By working at Pioneer, employees “enhance their skill set” by learning appropriate social skills, safety practices, problem-solving and team-working. They also are able to practice their fine and gross motor skills, said Day Training Director Nicole Kirkland.
“We’re trying to prepare them to get a job at Hobart or McDonald’s. That’s our ultimate goal. However, that’s not going to happen with all of them,” Pittman said.
“Our most rewarding success is when an individual comes to Pioneer with little prospect of being hired by another local business due to their disability, and through work and training, they are able to move on to another business that provides them better pay and benefits,” Lovell said.
Kirkland said she thinks the main difference between Pioneer and other factories is that “we accommodate their needs. We are working for them, really. We help them learn these skills that they need outside of here. So they’re doing the work and they’re producing the work, but we’re going to them and saying, ‘What do you need help with? What can we do to help you?”
If an employee at any other factory isn’t “exactly sure of how to do that job or the steps they didn’t quite understand, there’s not going to be somebody over top of them, talking to them saying, ‘Calm down, let me help you.
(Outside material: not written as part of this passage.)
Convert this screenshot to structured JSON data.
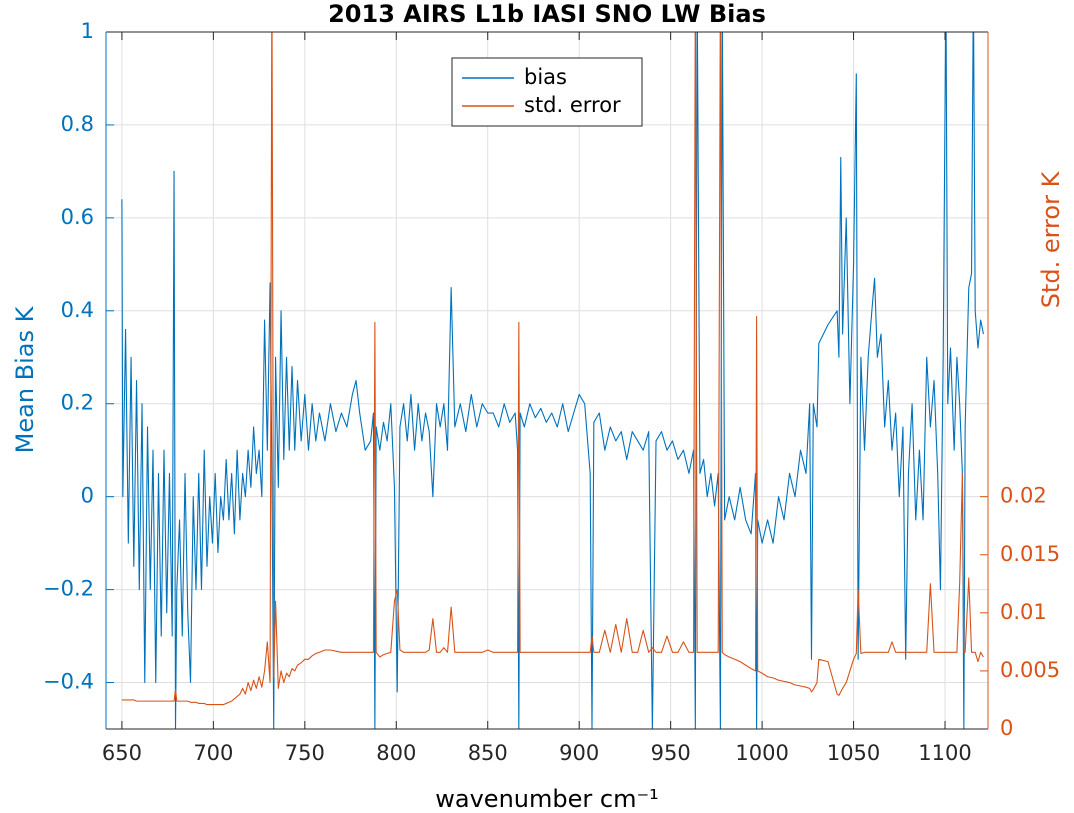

Let’s work through this together.’ And that’s what we do here,” Kirkland said.
A lot of Pioneer’s workers aren’t able to read or count, Lovell said, so the staff devise creative or unique ways to help employees understand their job duties.
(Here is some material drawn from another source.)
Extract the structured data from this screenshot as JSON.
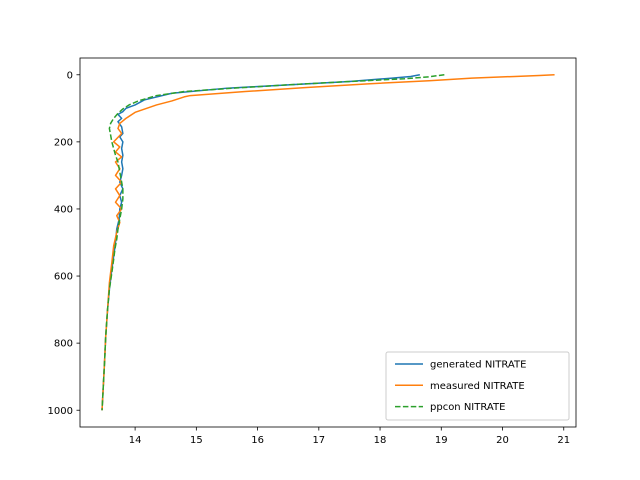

“If you’re putting a bag of fasteners together and it takes four nuts, four bolts, six washers and you can’t count, how are you going to do that?” Lovell asked. “Well, you put four pieces of tape out and you put a screw on each piece of tape and put it in the bag. You have to think up ways to get the work accomplished when a person can’t count or read.”
“Quality is incredibly important to us, so we really double, triple check everything,” Pittman said. “Almost every company we work for at some point in time says, ‘Your guys do better work than ours do.'”
Kirkland said Pioneer employees are thankful “to have their jobs, to get their paychecks, to be able to come somewhere five days a week instead of sitting at home doing nothing, which is what would happen if Pioneer wasn’t here.”
Their employees are proud of the work they do and the independence it allows them, she said.
“They want a car, a house, a girlfriend, a boyfriend,” Lovell said. “They want a normal life.”
“They want everything we want,” Kirkland added.
Several years ago, a young man in his senior year of high school was allowed to work at Pioneer before he graduated, Pittman recalled. “His memory was bad. Even in the middle of a job, he would forget what he was doing. But he kept progressing.” After three years at Pioneer, he eventually landed a job at a Bardstown factory making $21.50 an hour. He now has a young son, Pittman said.
Another example of a Pioneer success story is about a young man whose mother forced him to try working at Pioneer, Pittman said. He cried everyday, but his mom made him stay. His skills improved and he became comfortable with the job. The young man became a supervisor and team leader. “And, he’s still here,” Pittman said.
A sad, yet inspiring story is about a man who worked at Pioneer for 41 years, Pittman said quietly. He loved to play Santa Claus every year. The man had a serious heart condition and was transported to the hospital from Pioneer a few times over the years. Twelve months ago was the last time he was taken to the emergency room — he didn’t survive.
The man had lived with his sister and after the funeral when she came to Pioneer to pick up his belongings, Pittman said she and her other siblings all agreed “they hated it for us, but were glad that he died here because that was where he was the happiest.”
“It’s a unique place,” Pittman said.